The group Republicans for the Rule of Law said the president must be held accountable. Addlng his poor Syria decision to abandon the Kurds, he is also showing his ignorance of issues and allegiances is a danger.

For momths, I have shared my concern the US president is a clear and present danger to our democracy, our planet and his own party. Now, more and more are realizing this. This may not lead to impeachment, but it shows the president’s currency within his party is devalued.

Many successful people have failed

Recently, my wife and I watched three separate music documentaries – the eight part series on Country Music, one on Motown and one on David Bowie. What I find interesting is how many artists had to fight failure to get a chance and gain eventual success. These failures reminded me of other similar stories I have been exposed to.

Garth Brooks, one of the biggest selling artists of any genre, was turned down by every studio in Nashville. The night of the most recent “no, thank you,” Brooks performed at a small venue and that same record producer was in the audience and saw something.

David Bowie made records and even albums, but they went nowhere for years. He never lost hope. After much experimentation, he came up with the idea about a man in space. “Ground control to Major Tom…” became the lyric that peeked our interest in “A Space Oddity.”

The Beatles intrigued a young record producer named George Martin, but he recognized the band needed to practice to learn how to play. Many people don’t know that a fifth Beatle named Stu Sutcliffe was very inexperienced. So, Martin sent them to Hamburg, Germany to play seven shows six nights a week. They had to learn new material.

The Supremes led by Diana Ross were called the “no-hit Supremes” for years as they could not break through. Eventually, Berry Gordy and his writers came up with the right song, “Baby, baby. Where did our love go…”

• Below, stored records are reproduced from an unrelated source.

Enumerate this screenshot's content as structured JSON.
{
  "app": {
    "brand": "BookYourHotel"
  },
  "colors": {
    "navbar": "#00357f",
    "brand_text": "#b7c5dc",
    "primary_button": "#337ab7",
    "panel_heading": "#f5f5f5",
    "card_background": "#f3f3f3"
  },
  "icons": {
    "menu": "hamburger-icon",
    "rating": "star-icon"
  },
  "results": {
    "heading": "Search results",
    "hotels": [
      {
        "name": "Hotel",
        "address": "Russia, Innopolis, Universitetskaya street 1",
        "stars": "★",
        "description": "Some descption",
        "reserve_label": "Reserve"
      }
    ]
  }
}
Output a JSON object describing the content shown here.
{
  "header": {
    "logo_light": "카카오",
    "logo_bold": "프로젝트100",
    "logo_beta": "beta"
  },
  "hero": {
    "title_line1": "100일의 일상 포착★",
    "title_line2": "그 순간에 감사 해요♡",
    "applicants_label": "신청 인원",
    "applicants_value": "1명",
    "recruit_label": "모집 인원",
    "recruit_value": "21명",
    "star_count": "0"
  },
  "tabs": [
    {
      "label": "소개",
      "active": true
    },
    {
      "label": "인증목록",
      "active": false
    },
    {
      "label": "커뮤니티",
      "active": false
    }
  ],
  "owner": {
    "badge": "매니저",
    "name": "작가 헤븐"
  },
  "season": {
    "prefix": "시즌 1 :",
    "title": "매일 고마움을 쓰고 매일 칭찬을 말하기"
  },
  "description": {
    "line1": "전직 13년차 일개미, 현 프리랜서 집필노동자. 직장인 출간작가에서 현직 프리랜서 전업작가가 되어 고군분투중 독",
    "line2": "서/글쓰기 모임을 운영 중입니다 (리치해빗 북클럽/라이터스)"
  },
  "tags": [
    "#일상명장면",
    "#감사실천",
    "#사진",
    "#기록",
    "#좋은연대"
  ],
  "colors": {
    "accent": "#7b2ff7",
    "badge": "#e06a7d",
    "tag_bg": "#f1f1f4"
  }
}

Michael Jordan is arguably the greatest basketball player of all-time. Yet, Jordan was cut from his high school basketball team before making the team the following  year. As Dean Smith, Jordan’s college coach would say defending his decision to start Jordan as a freshman, “I put him on the blue practice team and they won. I put him on the white practice team and they won. It did not take a genius to realize we had a better chance to win if he played.”

Steve Jobs was successful with the Apple, but failed to develop the next generation machine. Fortunately, while the team he led was failing, another Apple team plodded along and developed the Macintosh. Jobs took it over and it made history. We should also note, Jobs was later fired from his own company, but  returned to save them and launch the hand held I-series of devices.

Hewlett-Packard failed at its first business. It was a bowling alley scorekeeping system. Yet, they created an organization that allowed the development of new products and were hugely succesful with computers and printers.

Everyone fails at something or even more than a few things. The key is what do you do next. When life knocks you down, you have to get up, dust yourself off and move forward. Or, as Winston Churchill famously said, “When you are walking through hell, the key is to keep walking.”